There was no universe where Dominic didn't fall in love with {{user}}.
Their souls were intertwined so tightly that their threads of fate seemed to form a singular line, braided and unbreakable. In every timeline, every possibility, they'd start as strangers—separate threads in the cosmic weave—only to find themselves inexplicably drawn together like magnets finding true north. There was no escaping it, no alternate ending. This lifetime, the next, and every one after that. They'd fall in love again and again, taking different forms—worms burrowing through the same patch of earth, deer drinking from the same stream, swans mating for life, even celestial bodies like the moon chasing the sun across endless skies.
The small velvet box in Dominic's jacket pocket felt like it weighed a thousand pounds.
The evening had started simple enough.
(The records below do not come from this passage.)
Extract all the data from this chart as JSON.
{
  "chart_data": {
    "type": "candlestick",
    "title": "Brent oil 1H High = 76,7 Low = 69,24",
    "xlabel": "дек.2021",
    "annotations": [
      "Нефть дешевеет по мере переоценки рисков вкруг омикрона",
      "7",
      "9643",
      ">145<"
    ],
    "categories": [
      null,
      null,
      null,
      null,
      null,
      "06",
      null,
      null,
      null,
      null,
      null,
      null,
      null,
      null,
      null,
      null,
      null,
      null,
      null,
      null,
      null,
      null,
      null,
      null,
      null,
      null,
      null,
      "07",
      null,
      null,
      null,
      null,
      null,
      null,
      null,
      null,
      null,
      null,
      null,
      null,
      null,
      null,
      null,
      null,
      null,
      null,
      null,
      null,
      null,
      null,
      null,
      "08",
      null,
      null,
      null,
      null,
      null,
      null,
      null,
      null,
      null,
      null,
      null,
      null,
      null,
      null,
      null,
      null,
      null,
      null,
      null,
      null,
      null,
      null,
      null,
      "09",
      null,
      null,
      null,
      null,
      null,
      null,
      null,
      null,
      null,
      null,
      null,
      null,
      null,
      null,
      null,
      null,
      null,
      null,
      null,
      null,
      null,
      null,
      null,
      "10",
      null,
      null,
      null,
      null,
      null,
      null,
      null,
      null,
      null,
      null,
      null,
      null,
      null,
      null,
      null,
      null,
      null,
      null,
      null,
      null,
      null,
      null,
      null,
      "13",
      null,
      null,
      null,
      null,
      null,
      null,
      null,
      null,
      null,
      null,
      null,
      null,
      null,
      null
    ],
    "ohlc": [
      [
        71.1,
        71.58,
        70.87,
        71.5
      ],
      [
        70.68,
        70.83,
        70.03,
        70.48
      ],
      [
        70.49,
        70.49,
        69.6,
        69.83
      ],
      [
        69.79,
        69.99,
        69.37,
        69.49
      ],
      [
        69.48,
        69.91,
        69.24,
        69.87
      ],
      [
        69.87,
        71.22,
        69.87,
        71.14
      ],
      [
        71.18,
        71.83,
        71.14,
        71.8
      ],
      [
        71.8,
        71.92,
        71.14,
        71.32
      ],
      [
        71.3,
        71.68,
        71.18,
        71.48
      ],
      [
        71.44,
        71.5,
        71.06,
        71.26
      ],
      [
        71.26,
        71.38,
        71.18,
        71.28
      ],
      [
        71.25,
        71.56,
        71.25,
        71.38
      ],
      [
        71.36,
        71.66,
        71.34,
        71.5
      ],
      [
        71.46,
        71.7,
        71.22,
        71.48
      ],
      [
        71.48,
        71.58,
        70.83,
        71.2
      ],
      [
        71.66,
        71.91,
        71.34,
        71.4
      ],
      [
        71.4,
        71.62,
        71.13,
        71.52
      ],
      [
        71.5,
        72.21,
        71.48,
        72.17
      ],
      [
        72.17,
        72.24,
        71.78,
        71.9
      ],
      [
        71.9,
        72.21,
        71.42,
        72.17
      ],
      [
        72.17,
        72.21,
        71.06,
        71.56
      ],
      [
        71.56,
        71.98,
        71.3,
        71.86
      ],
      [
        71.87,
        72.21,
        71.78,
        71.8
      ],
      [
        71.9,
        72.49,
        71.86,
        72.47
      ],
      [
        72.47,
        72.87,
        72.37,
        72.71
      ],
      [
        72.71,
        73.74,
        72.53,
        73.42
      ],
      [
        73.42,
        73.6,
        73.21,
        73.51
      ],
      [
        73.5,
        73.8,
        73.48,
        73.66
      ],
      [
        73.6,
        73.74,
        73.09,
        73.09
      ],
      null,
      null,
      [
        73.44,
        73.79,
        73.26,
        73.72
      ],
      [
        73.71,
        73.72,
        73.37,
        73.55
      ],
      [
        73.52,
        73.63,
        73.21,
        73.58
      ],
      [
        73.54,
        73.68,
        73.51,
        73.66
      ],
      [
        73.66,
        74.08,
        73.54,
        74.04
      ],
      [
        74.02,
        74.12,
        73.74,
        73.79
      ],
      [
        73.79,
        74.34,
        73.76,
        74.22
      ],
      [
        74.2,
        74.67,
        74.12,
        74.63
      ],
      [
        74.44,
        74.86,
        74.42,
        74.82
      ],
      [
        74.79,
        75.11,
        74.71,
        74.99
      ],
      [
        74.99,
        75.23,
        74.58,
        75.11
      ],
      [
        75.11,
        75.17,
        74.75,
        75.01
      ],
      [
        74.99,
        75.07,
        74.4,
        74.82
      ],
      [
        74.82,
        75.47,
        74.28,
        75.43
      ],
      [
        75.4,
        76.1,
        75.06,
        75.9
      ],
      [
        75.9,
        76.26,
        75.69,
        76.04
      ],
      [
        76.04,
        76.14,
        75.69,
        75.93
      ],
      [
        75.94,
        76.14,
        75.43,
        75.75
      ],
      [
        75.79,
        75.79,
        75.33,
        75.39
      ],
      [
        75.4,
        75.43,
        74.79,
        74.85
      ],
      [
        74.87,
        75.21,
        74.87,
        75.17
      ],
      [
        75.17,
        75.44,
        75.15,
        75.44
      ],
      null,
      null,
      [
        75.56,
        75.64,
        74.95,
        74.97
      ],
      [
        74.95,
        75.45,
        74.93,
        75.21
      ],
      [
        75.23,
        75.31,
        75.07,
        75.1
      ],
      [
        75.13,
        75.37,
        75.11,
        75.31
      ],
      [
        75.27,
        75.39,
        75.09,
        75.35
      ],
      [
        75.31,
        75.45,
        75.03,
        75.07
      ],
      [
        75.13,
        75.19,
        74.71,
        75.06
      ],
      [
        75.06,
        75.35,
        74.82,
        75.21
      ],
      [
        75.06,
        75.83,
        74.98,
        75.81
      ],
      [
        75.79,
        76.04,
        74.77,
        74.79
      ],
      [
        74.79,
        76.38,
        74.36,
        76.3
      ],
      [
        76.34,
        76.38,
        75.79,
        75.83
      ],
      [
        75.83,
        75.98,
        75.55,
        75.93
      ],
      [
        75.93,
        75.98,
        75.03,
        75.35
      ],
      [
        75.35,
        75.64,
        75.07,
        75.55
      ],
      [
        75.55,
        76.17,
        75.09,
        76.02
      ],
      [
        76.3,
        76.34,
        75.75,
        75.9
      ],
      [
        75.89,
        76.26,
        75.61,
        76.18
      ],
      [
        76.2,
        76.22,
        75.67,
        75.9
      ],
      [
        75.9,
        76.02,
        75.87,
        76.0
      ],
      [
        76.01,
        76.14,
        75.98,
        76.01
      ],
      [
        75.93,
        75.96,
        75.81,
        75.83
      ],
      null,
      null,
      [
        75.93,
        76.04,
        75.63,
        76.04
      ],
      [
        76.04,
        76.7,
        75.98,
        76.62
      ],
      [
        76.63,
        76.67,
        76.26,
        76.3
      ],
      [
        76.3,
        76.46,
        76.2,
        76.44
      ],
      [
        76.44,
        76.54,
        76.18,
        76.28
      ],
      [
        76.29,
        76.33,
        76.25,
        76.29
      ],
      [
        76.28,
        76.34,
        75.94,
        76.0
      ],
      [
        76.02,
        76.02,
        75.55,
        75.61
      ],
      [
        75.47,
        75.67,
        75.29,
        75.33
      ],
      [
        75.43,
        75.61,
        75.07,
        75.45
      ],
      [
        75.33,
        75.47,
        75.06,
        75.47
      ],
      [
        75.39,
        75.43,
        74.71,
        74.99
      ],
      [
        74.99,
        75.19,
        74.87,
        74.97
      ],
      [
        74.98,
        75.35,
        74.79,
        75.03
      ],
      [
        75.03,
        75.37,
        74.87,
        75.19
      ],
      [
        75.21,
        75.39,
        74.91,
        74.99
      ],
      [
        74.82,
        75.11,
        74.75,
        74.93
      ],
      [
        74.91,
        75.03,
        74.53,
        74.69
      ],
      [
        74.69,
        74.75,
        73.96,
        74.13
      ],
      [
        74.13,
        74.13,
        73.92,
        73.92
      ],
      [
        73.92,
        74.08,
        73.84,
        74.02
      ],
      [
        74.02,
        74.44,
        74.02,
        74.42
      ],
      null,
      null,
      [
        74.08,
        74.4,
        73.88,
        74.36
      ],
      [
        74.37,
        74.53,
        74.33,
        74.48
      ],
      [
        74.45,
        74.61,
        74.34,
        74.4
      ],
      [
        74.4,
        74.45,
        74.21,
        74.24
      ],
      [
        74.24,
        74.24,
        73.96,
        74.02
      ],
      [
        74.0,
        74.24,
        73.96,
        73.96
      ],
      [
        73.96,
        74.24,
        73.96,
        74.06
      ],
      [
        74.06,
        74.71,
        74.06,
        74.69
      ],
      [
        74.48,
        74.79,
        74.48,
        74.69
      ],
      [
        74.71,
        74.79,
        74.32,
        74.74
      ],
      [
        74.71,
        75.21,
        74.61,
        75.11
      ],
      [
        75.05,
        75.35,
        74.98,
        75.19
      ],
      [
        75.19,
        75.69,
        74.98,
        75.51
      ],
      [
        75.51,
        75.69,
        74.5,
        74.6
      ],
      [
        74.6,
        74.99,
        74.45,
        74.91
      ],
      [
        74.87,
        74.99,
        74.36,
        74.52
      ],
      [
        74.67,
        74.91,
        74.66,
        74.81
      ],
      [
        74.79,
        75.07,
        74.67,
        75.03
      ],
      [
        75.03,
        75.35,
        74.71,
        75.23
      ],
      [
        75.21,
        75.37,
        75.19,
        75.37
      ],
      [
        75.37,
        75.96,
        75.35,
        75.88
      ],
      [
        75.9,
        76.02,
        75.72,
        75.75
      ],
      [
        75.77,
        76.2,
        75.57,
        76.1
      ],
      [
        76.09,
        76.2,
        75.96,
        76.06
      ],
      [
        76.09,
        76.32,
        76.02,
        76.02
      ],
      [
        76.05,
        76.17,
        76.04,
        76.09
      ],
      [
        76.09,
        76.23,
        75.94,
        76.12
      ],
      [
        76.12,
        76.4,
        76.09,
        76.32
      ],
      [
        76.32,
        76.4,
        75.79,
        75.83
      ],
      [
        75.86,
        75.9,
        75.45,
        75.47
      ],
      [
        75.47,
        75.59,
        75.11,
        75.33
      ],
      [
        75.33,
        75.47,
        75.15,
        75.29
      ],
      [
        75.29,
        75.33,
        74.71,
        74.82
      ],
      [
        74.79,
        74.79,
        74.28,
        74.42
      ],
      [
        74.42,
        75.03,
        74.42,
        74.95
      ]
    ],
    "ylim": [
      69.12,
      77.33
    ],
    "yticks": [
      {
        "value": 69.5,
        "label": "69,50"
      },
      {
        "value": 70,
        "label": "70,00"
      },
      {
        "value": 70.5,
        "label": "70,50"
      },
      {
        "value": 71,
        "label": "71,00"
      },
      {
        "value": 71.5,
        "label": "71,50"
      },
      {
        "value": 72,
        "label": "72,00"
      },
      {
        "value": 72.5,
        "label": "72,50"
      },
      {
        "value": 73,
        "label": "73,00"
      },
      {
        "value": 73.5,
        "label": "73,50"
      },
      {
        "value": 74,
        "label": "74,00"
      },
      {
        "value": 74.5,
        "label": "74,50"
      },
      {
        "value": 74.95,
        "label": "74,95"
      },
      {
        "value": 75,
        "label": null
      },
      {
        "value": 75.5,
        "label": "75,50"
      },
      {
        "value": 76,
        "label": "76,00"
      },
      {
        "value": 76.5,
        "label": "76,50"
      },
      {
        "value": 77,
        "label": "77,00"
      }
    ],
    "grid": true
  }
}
Rain drummed against the windows of his converted stable room while they shared dinner at his beaten-up wooden table—some meal he'd somehow managed not to burn, which was a minor miracle in itself. The homemade pesto pasta with grilled chicken had turned out surprisingly decent, the garlic bread actually crispy instead of charcoal, and he'd even found a bottle of wine that didn't taste like it came from a gas station. Warm golden light from his desk lamp cast long shadows across the cluttered space, making the peeling band posters and scattered charcoal sketches on his walls seem almost cozy instead of chaotic.
But he couldn't focus on any of it. The box pressed against his ribs with each breath, a constant reminder that sat heavy as lead in his chest. Despite weighing barely anything in reality—just a few ounces of velvet and metal—it felt like he was carrying a collapsed star in his pocket. A tiny black hole that could swallow up everything he held dear and implode his entire world if this went wrong.
His fork scraped against the ceramic plate as he pushed pasta around aimlessly, stealing glances at {{user}} across from him. They looked so relaxed, so content in this moment, completely unaware that his heart was hammering against his ribcage like a caged animal. The casual conversation from earlier had died down to comfortable silence, broken only by the steady patter of rain and the occasional distant rumble of thunder rolling across the Silver Creek countryside. Dominic's fingers found his hair, raking through the dark strands—his nervous tell showing despite his best efforts to stay calm. The weight in his pocket seemed to grow heavier with each passing second, each bite becoming harder to swallow. His slate-gray eyes kept darting between {{user}}'s face and the innocent-looking lump of fabric concealing what could either be the beginning of everything or the end of it all.
Finally, he couldn't take it anymore.
Without a word, without ceremony, without any of the romantic buildup he'd rehearsed a hundred times in his head, Dominic simply reached into his jacket and pulled out the small velvet box. His calloused fingers trembled almost imperceptibly as he placed it on the scarred wooden table between them, right next to the half-empty wine glasses and scattered crumbs of garlic bread.
Then he went back to eating as if nothing had happened, though his jaw worked mechanically around food that now tasted like sawdust. The box sat there like an unexploded bomb, innocent and devastating all at once, waiting for {{user}} to notice what would change everything between them forever.